En France, la première coque en plastique apparaît en 1952. Il s’agit d’un petit dinghy sur plans de l’architecte Pierre Staempfli. Mais les vrais pionniers du polyester se nomment Costantini, Lanaverre, Jeanneau ou Rocca.
Installés à La Trinité, les frères Costantini, pourtant spécialistes du contreplaqué, produisent en 1956 le premier sloop habitable français en plastique. Longue de sept mètres, cette unité a moins marqué l’histoire que son voisin de chantier. Tandis que les premiers sloops voient le jour, un jeune enseigne de vaisseau nommé Eric Tabarly s’acharne à ressusciter un cotre noir né à la fin du siècle précédent. Il utilise sa moribonde coque en bois comme moule et applique sept couches de tissus de verre imprégnés de résine polyester pour en créer une nouvelle. Le cotre s’appelle Pen Duick.
Un peu plus tôt, en 1955, un tonnelier bordelais nommé Lucien Lanaverre, dont l’affaire périclitait, décide de se reconvertir dans la fabrication de bateaux. Il produit d’abord un 505 -fabuleux dériveur- en bois moulé, puis ose réaliser un petit Moth (minuscule dériveur pour solitaire) en polyester. Sa rencontre avec l’architecte naval Christian Maury change son destin. Ce dernier a dessiné un dériveur pour l’école de voile de Socoa, au pays Basque. En 1958, les deux audacieux décident de lancer la construction en polyester de ce modèle. Lequel connaît vite un immense succès et devient une vedette des plans d’eau internationaux : ils l’ont baptisé 420. Au début, leur enthousiasme compense leur manque d’expérience… que le succès fulgurant leur confère.
Dans le même temps ou presque, les deux fils d’un charpentier italien installé en France, décident de lancer la fabrication de canots automobiles en polyester. Le premier se nomme Oreste Rocca, c’est un fou de courses et autres acrobaties aquatiques. Il a remarqué que les coques en polyester résistent mieux que leurs cousines en bois lorsqu’il s’agit d’emprunter le tremplin qui propulse le canot au centre d’un cercle de flammes… Son frère Louis Rocca se charge des aspects techniques de la construction. Au cours de l’année 1957, les frères Rocca construisent 1500 canots en polyester. Ils ont consommé 80 tonnes de résine et 70 tonnes de tissus de verre.

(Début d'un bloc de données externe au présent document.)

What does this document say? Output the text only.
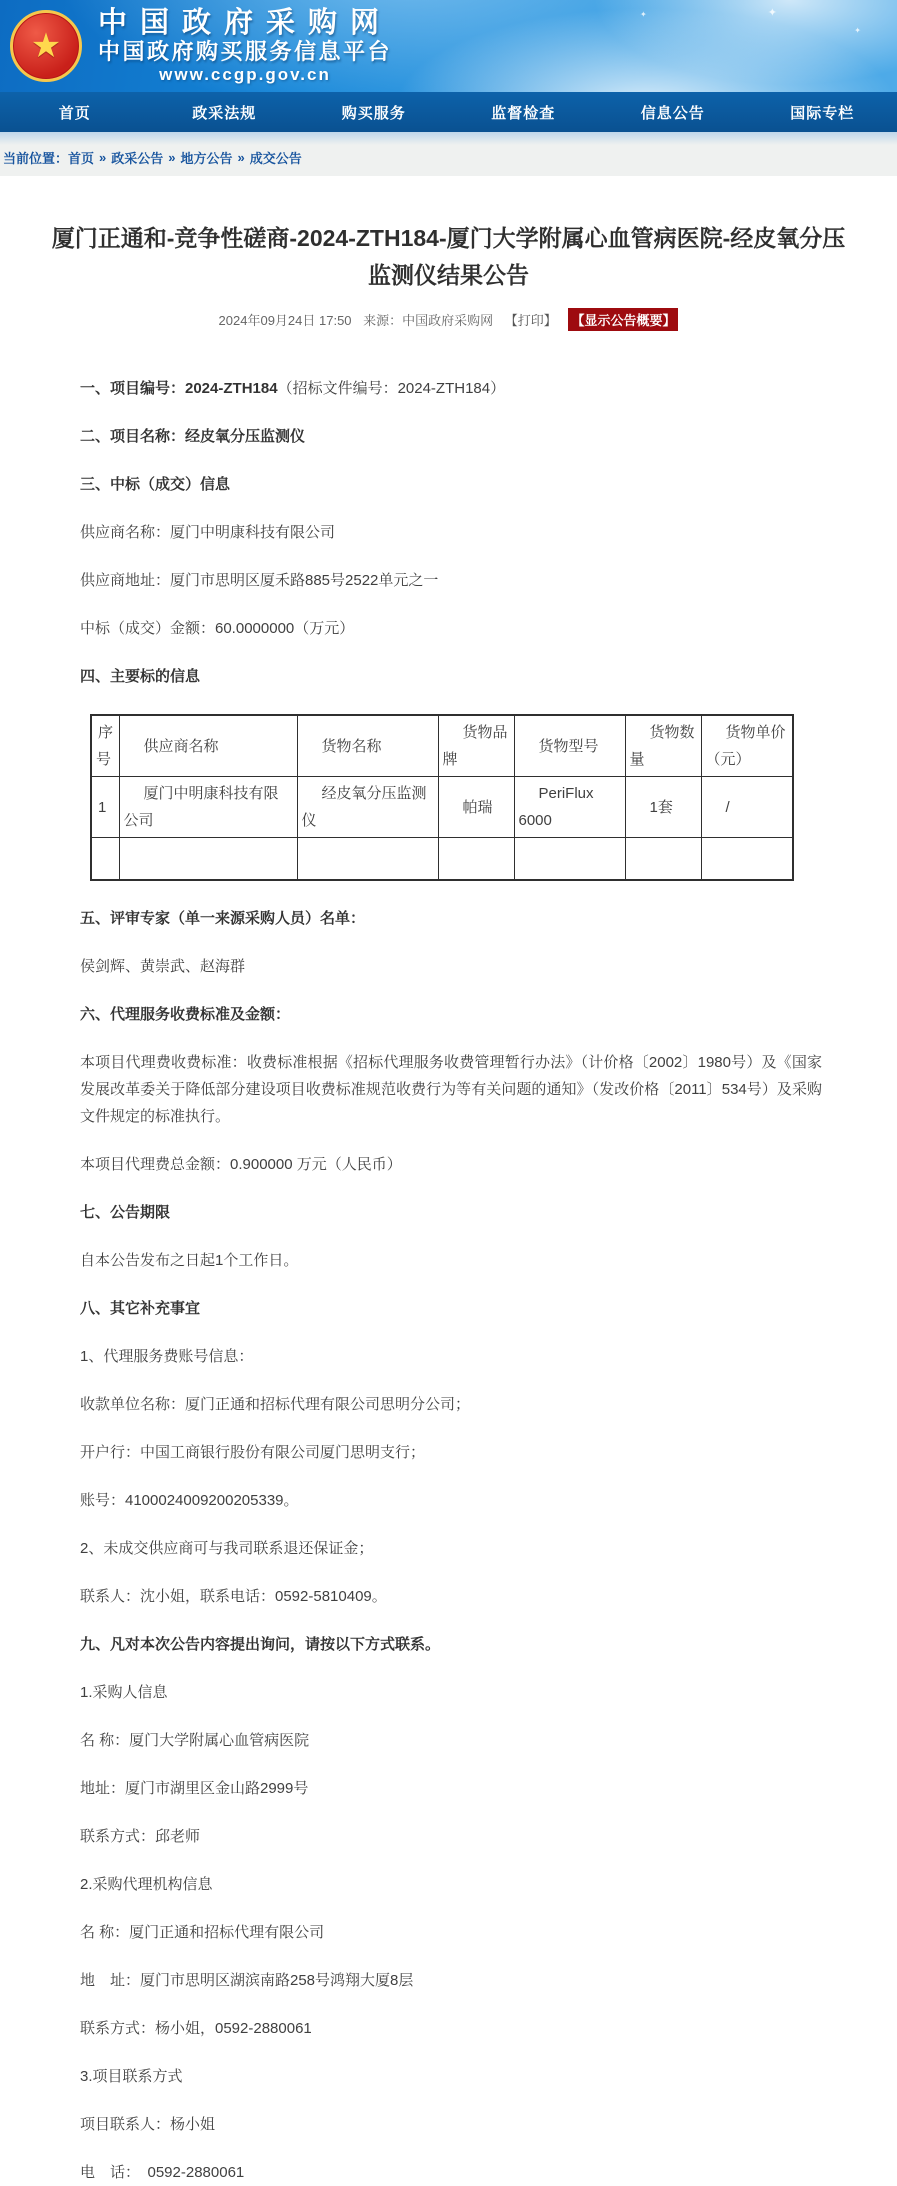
★
中国政府采购网
中国政府购买服务信息平台
www.ccgp.gov.cn
✦
✦
✦
首页	政采法规	购买服务	监督检查	信息公告	国际专栏
当前位置： 首页 » 政采公告 » 地方公告 » 成交公告
厦门正通和-竞争性磋商-2024-ZTH184-厦门大学附属心血管病医院-经皮氧分压监测仪结果公告
2024年09月24日 17:50 来源：中国政府采购网 【打印】 【显示公告概要】

一、项目编号：2024-ZTH184（招标文件编号：2024-ZTH184）

二、项目名称：经皮氧分压监测仪

三、中标（成交）信息

供应商名称：厦门中明康科技有限公司

供应商地址：厦门市思明区厦禾路885号2522单元之一

中标（成交）金额：60.0000000（万元）

四、主要标的信息

序号	供应商名称	货物名称	货物品牌	货物型号	货物数量	货物单价（元）
1	厦门中明康科技有限公司	经皮氧分压监测仪	帕瑞	PeriFlux 6000	1套	/

五、评审专家（单一来源采购人员）名单：

侯剑辉、黄崇武、赵海群

六、代理服务收费标准及金额：

本项目代理费收费标准：收费标准根据《招标代理服务收费管理暂行办法》（计价格〔2002〕1980号）及《国家发展改革委关于降低部分建设项目收费标准规范收费行为等有关问题的通知》（发改价格〔2011〕534号）及采购文件规定的标准执行。

本项目代理费总金额：0.900000 万元（人民币）

七、公告期限

自本公告发布之日起1个工作日。

八、其它补充事宜

1、代理服务费账号信息：

收款单位名称：厦门正通和招标代理有限公司思明分公司；

开户行：中国工商银行股份有限公司厦门思明支行；

账号：4100024009200205339。

2、未成交供应商可与我司联系退还保证金；

联系人：沈小姐，联系电话：0592-5810409。

九、凡对本次公告内容提出询问，请按以下方式联系。

1.采购人信息

名 称：厦门大学附属心血管病医院

地址：厦门市湖里区金山路2999号

联系方式：邱老师

2.采购代理机构信息

名 称：厦门正通和招标代理有限公司

地　址：厦门市思明区湖滨南路258号鸿翔大厦8层

联系方式：杨小姐，0592-2880061

3.项目联系方式

项目联系人：杨小姐

电　话：　0592-2880061
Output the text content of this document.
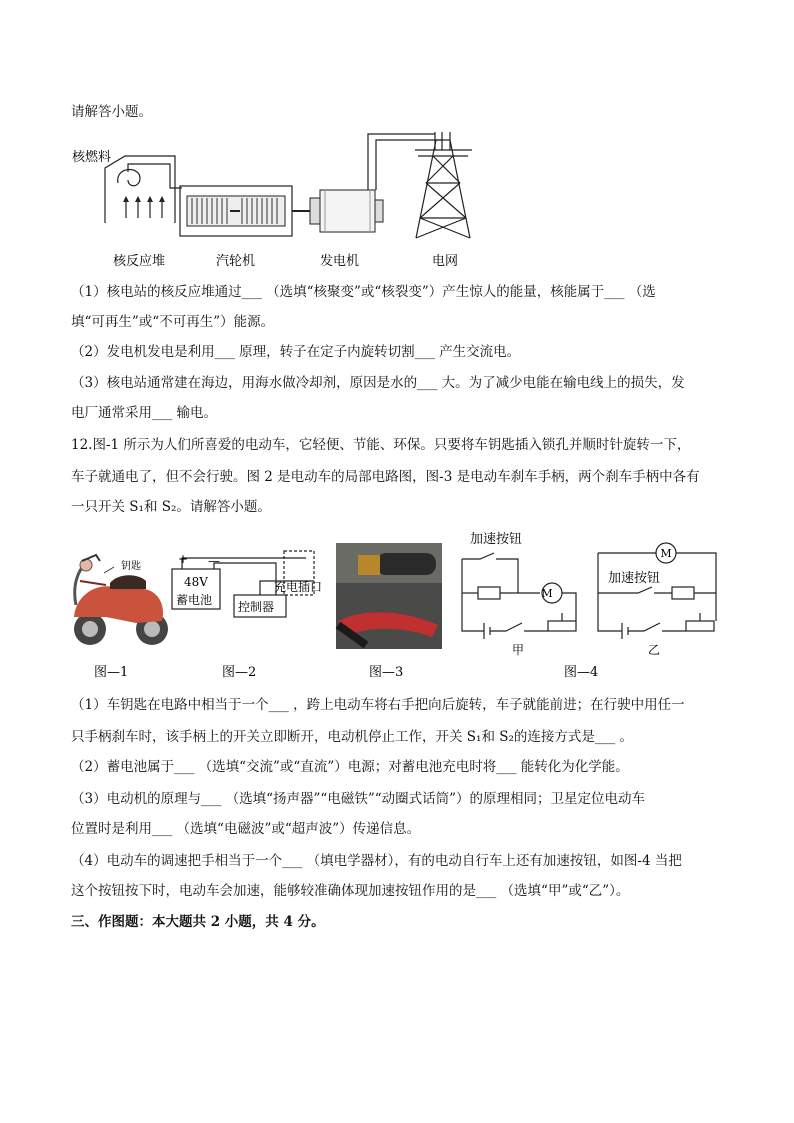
请解答小题。
核燃料
核反应堆	汽轮机	发电机	电网
（1）核电站的核反应堆通过___ （选填“核聚变”或“核裂变”）产生惊人的能量，核能属于___ （选
填“可再生”或“不可再生”）能源。
（2）发电机发电是利用___ 原理，转子在定子内旋转切割___ 产生交流电。
（3）核电站通常建在海边，用海水做冷却剂，原因是水的___ 大。为了减少电能在输电线上的损失，发
电厂通常采用___ 输电。
12.图-1 所示为人们所喜爱的电动车，它轻便、节能、环保。只要将车钥匙插入锁孔并顺时针旋转一下，
车子就通电了，但不会行驶。图 2 是电动车的局部电路图，图-3 是电动车刹车手柄，两个刹车手柄中各有
一只开关 S₁和 S₂。请解答小题。
钥匙
+ —
48V
蓄电池 控制器
充电插口
加速按钮
M
甲
M
加速按钮
乙
图—1	图—2	图—3	图—4
（1）车钥匙在电路中相当于一个___ ，跨上电动车将右手把向后旋转，车子就能前进；在行驶中用任一
只手柄刹车时，该手柄上的开关立即断开，电动机停止工作，开关 S₁和 S₂的连接方式是___ 。
（2）蓄电池属于___ （选填“交流”或“直流”）电源；对蓄电池充电时将___ 能转化为化学能。
（3）电动机的原理与___ （选填“扬声器”“电磁铁”“动圈式话筒”）的原理相同；卫星定位电动车
位置时是利用___ （选填“电磁波”或“超声波”）传递信息。
（4）电动车的调速把手相当于一个___ （填电学器材），有的电动自行车上还有加速按钮，如图-4 当把
这个按钮按下时，电动车会加速，能够较准确体现加速按钮作用的是___ （选填“甲”或“乙”）。
三、作图题：本大题共 2 小题，共 4 分。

Cette même année, un jeune casse-cou vendéen, amoureux de voltige, de moto et de motonautisme réalise une coque en bois avec laquelle il vire en tête la première bouée des Six heures de Paris. Il y voit comme un signe. Il se nomme Henri Jeanneau. Il a repris la quincaillerie familiale aux Herbiers, mais il consacre l’essentiel de son temps à courir et à dessiner des canots rapides. Il ne croit pas au polyester. Néanmoins, l’année suivante, il consent à produire une coque en plastique «pour voir». Il teste son prototype en le lançant à plein vitesse sur des galets, du sable et même des rochers. Il sort de ces expériences convaincu. A ses yeux, le nouveau matériau représente une percée technologique sans précédent. Il bâtit une usine, démarre la production en série de bateaux en «plastique». Il ne reste plus qu’à convaincre les clients.
Lesquels ne demanderont que ça. Que ce soit en canot à moteur en dériveur ou très vite en habitable, la déferlante polyester gonfle partout en France. Elle permet et accompagne un vrai changement d’ère : la conversion d’un vieux pays rural aux magies de la mer.